Prosecutor Tom Little QC had argued he should be handed a whole life order due to the severity of his crimes.
And today, Lord Justice Fulford agreed with that, describing the circumstances of the murder as “grotesque”. He said the seriousness of the case was so “exceptionally high” that it warranted a whole life order.
“The misuse of a police officer’s role such as occurred in this case in order to kidnap, rape and murder a lone victim is of equal seriousness as a murder for the purpose of advancing a political, religious ideological cause,” he said.
He also paid tribute to the dignity of Ms Everard’s family, whose statements in court revealed the human impact of Couzen’s “warped, selfish and brutal offending which was both sexual and homicidal”.
Here’s a bit more information about what the whole life order means:
What are whole life orders?
Whole life orders are the strictest punishment available in the UK. They mean a prisoner is never considered for release, unless there are exceptional compassionate grounds to warrant it.

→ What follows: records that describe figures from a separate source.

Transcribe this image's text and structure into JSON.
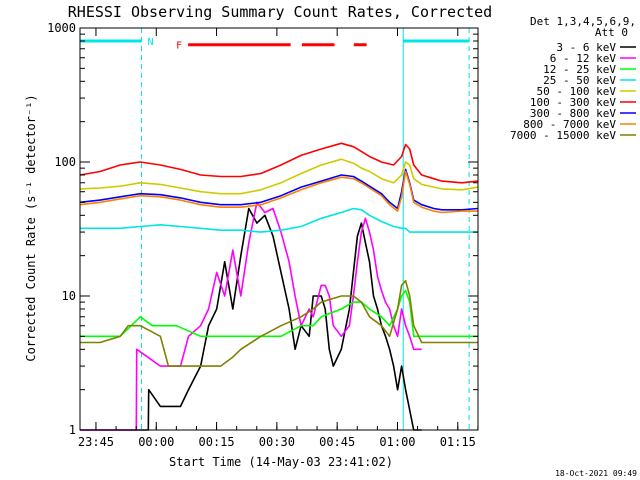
{
  "chart_data": {
    "type": "line",
    "title": "RHESSI Observing Summary Count Rates, Corrected",
    "xlabel": "Start Time (14-May-03 23:41:02)",
    "ylabel": "Corrected Count Rate (s⁻¹ detector⁻¹)",
    "y_scale": "log",
    "ylim": [
      1,
      1000
    ],
    "x_unit": "minutes since 23:41:02 UT, 14-May-03",
    "xlim": [
      0,
      99
    ],
    "x_tick_values": [
      3.97,
      18.97,
      33.97,
      48.97,
      63.97,
      78.97,
      93.97
    ],
    "x_tick_labels": [
      "23:45",
      "00:00",
      "00:15",
      "00:30",
      "00:45",
      "01:00",
      "01:15"
    ],
    "y_tick_values": [
      1,
      10,
      100,
      1000
    ],
    "y_tick_labels": [
      "1",
      "10",
      "100",
      "1000"
    ],
    "grid": false,
    "legend_position": "right",
    "info": {
      "detectors": "Det 1,3,4,5,6,9,",
      "attenuator": "Att 0"
    },
    "timestamp": "18-Oct-2021 09:49",
    "flags": [
      {
        "label": "N",
        "color": "#00e5e5",
        "y": 800,
        "segments": [
          [
            0,
            15.3
          ],
          [
            80.4,
            96.8
          ]
        ]
      },
      {
        "label": "F",
        "color": "#ff0000",
        "y": 750,
        "segments": [
          [
            26.9,
            52.4
          ],
          [
            55.2,
            63.3
          ],
          [
            68.1,
            71.3
          ]
        ]
      }
    ],
    "vlines": [
      {
        "x": 15.3,
        "style": "dashed",
        "color": "#00e5e5"
      },
      {
        "x": 80.4,
        "style": "solid",
        "color": "#00e5e5"
      },
      {
        "x": 96.8,
        "style": "dashed",
        "color": "#00e5e5"
      }
    ],
    "series": [
      {
        "name": "3 - 6 keV",
        "color": "#000000",
        "x": [
          0,
          15,
          17,
          17.1,
          20,
          25,
          27,
          30,
          32,
          34,
          36,
          38,
          40,
          42,
          44,
          46,
          48,
          50,
          52,
          53.5,
          55,
          57,
          58,
          60,
          61,
          62,
          63,
          65,
          67,
          68,
          69,
          70,
          71,
          72,
          73,
          74,
          75,
          76,
          77,
          78,
          79,
          80,
          81,
          83,
          85
        ],
        "y": [
          1,
          1,
          1,
          2,
          1.5,
          1.5,
          2,
          3,
          6,
          8,
          18,
          8,
          20,
          45,
          35,
          40,
          28,
          15,
          8,
          4,
          6,
          5,
          10,
          10,
          8,
          4,
          3,
          4,
          8,
          15,
          28,
          35,
          25,
          18,
          10,
          8,
          6,
          5,
          4,
          3,
          2,
          3,
          2,
          1,
          1
        ]
      },
      {
        "name": "6 - 12 keV",
        "color": "#ff00ff",
        "x": [
          0,
          14,
          14.1,
          20,
          25,
          27,
          30,
          32,
          34,
          36,
          38,
          40,
          42,
          44,
          46,
          48,
          50,
          52,
          53.5,
          55,
          57,
          58,
          60,
          61,
          62,
          63,
          65,
          67,
          68,
          69,
          70,
          71,
          72,
          73,
          74,
          75,
          76,
          77,
          78,
          79,
          80,
          81,
          82,
          83,
          85
        ],
        "y": [
          1,
          1,
          4,
          3,
          3,
          5,
          6,
          8,
          15,
          10,
          22,
          10,
          25,
          50,
          42,
          45,
          30,
          18,
          10,
          6,
          8,
          7,
          12,
          12,
          10,
          6,
          5,
          6,
          10,
          18,
          30,
          38,
          30,
          22,
          14,
          11,
          9,
          8,
          6,
          5,
          8,
          6,
          5,
          4,
          4
        ]
      },
      {
        "name": "12 - 25 keV",
        "color": "#00ff00",
        "x": [
          0,
          10,
          15,
          18,
          24,
          30,
          40,
          48,
          50,
          55,
          58,
          60,
          65,
          68,
          70,
          72,
          75,
          77,
          79,
          80,
          81,
          82,
          83,
          85,
          90,
          95,
          99
        ],
        "y": [
          5,
          5,
          7,
          6,
          6,
          5,
          5,
          5,
          5,
          6,
          6,
          7,
          8,
          9,
          9,
          8,
          7,
          6,
          8,
          10,
          11,
          9,
          5,
          5,
          5,
          5,
          5
        ]
      },
      {
        "name": "25 - 50 keV",
        "color": "#00e5e5",
        "x": [
          0,
          10,
          15,
          20,
          25,
          30,
          35,
          40,
          45,
          50,
          55,
          60,
          65,
          68,
          70,
          72,
          75,
          78,
          80,
          81,
          82,
          85,
          90,
          95,
          99
        ],
        "y": [
          32,
          32,
          33,
          34,
          33,
          32,
          31,
          31,
          30,
          31,
          33,
          38,
          42,
          45,
          44,
          40,
          36,
          33,
          32,
          32,
          30,
          30,
          30,
          30,
          30
        ]
      },
      {
        "name": "50 - 100 keV",
        "color": "#cccc00",
        "x": [
          0,
          5,
          10,
          15,
          20,
          25,
          30,
          35,
          40,
          45,
          50,
          55,
          60,
          65,
          68,
          70,
          72,
          75,
          78,
          80,
          81,
          82,
          83,
          85,
          88,
          90,
          95,
          99
        ],
        "y": [
          63,
          64,
          66,
          70,
          68,
          64,
          60,
          58,
          58,
          62,
          70,
          82,
          95,
          105,
          98,
          90,
          85,
          75,
          70,
          80,
          100,
          95,
          75,
          68,
          65,
          63,
          62,
          65
        ]
      },
      {
        "name": "100 - 300 keV",
        "color": "#ff0000",
        "x": [
          0,
          5,
          10,
          15,
          20,
          25,
          30,
          35,
          40,
          45,
          50,
          55,
          60,
          65,
          68,
          70,
          72,
          75,
          78,
          80,
          81,
          82,
          83,
          85,
          88,
          90,
          95,
          99
        ],
        "y": [
          80,
          85,
          95,
          100,
          95,
          88,
          80,
          78,
          78,
          82,
          95,
          112,
          125,
          138,
          130,
          120,
          110,
          100,
          95,
          110,
          135,
          125,
          95,
          80,
          75,
          72,
          70,
          72
        ]
      },
      {
        "name": "300 - 800 keV",
        "color": "#0000ff",
        "x": [
          0,
          5,
          10,
          15,
          20,
          25,
          30,
          35,
          40,
          45,
          50,
          55,
          60,
          65,
          68,
          70,
          72,
          75,
          77,
          79,
          80,
          81,
          82,
          83,
          85,
          88,
          90,
          95,
          99
        ],
        "y": [
          50,
          52,
          55,
          58,
          57,
          54,
          50,
          48,
          48,
          50,
          56,
          65,
          72,
          80,
          78,
          72,
          66,
          58,
          50,
          45,
          60,
          88,
          70,
          52,
          48,
          45,
          44,
          44,
          45
        ]
      },
      {
        "name": "800 - 7000 keV",
        "color": "#ff8000",
        "x": [
          0,
          5,
          10,
          15,
          20,
          25,
          30,
          35,
          40,
          45,
          50,
          55,
          60,
          65,
          68,
          70,
          72,
          75,
          77,
          79,
          80,
          81,
          82,
          83,
          85,
          88,
          90,
          95,
          99
        ],
        "y": [
          48,
          50,
          53,
          56,
          55,
          52,
          48,
          46,
          46,
          48,
          54,
          62,
          70,
          77,
          75,
          70,
          64,
          56,
          48,
          43,
          55,
          85,
          68,
          50,
          46,
          43,
          42,
          43,
          43
        ]
      },
      {
        "name": "7000 - 15000 keV",
        "color": "#808000",
        "x": [
          0,
          5,
          10,
          12,
          15,
          20,
          22,
          24,
          26,
          30,
          35,
          38,
          40,
          45,
          50,
          55,
          58,
          60,
          65,
          68,
          70,
          72,
          75,
          77,
          79,
          80,
          81,
          82,
          83,
          85,
          90,
          95,
          99
        ],
        "y": [
          4.5,
          4.5,
          5,
          6,
          6,
          5,
          3,
          3,
          3,
          3,
          3,
          3.5,
          4,
          5,
          6,
          7,
          8,
          9,
          10,
          10,
          9,
          7,
          6,
          5,
          8,
          12,
          13,
          10,
          6,
          4.5,
          4.5,
          4.5,
          4.5
        ]
      }
    ]
  }
}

Those who are handed the sentence are expected to die behind bars.
What factors determine whether a criminal serves a whole life order?
In the past, home secretaries could issue whole life tariffs and these are now determined by judges.
Under the Police, Crime, Sentencing and Courts Bill, which is currently going through Parliament, the Government is trying to expand the use of whole life orders for premeditated murder of a child.
The reforms would also allow judges to hand out the maximum sentence to 18 to 20-year-olds in exceptional cases, such as for acts of terrorism leading to mass loss of life.
It will also give judges the discretion, in exceptional circumstances, to impose a whole life order on offenders aged 18 or over but under 21.
What criminals are serving whole life orders?
There are 60 criminals serving whole life orders, according to Government figures to the end of June.
Milly Dowler’s killer Levi Bellfield is thought to be the only criminal in UK legal history to be serving two whole life orders for her murder as well as the killings of Marsha McDonnell and Amelie Delagrange and the attempted murder of Kate Sheedy between 2002 and 2003.
Other notorious criminals serving whole life orders include serial killer Rose West, Michael Adebolajo, one of Fusilier Lee Rigby’s killers; Mark Bridger, who murdered five-year-old April Jones in Wales; neo-Nazi Thomas Mair who killed MP Jo Cox; Grindr serial killer Stephen Port and the Reading terror attacker Khairi Saadallah, who murdered three men in a park in 2020.
Moors murderers Ian Brady and Myra Hindley, Yorkshire Ripper Peter Sutcliffe, and doctor Harold Shipman were also among those serving whole life orders before they died.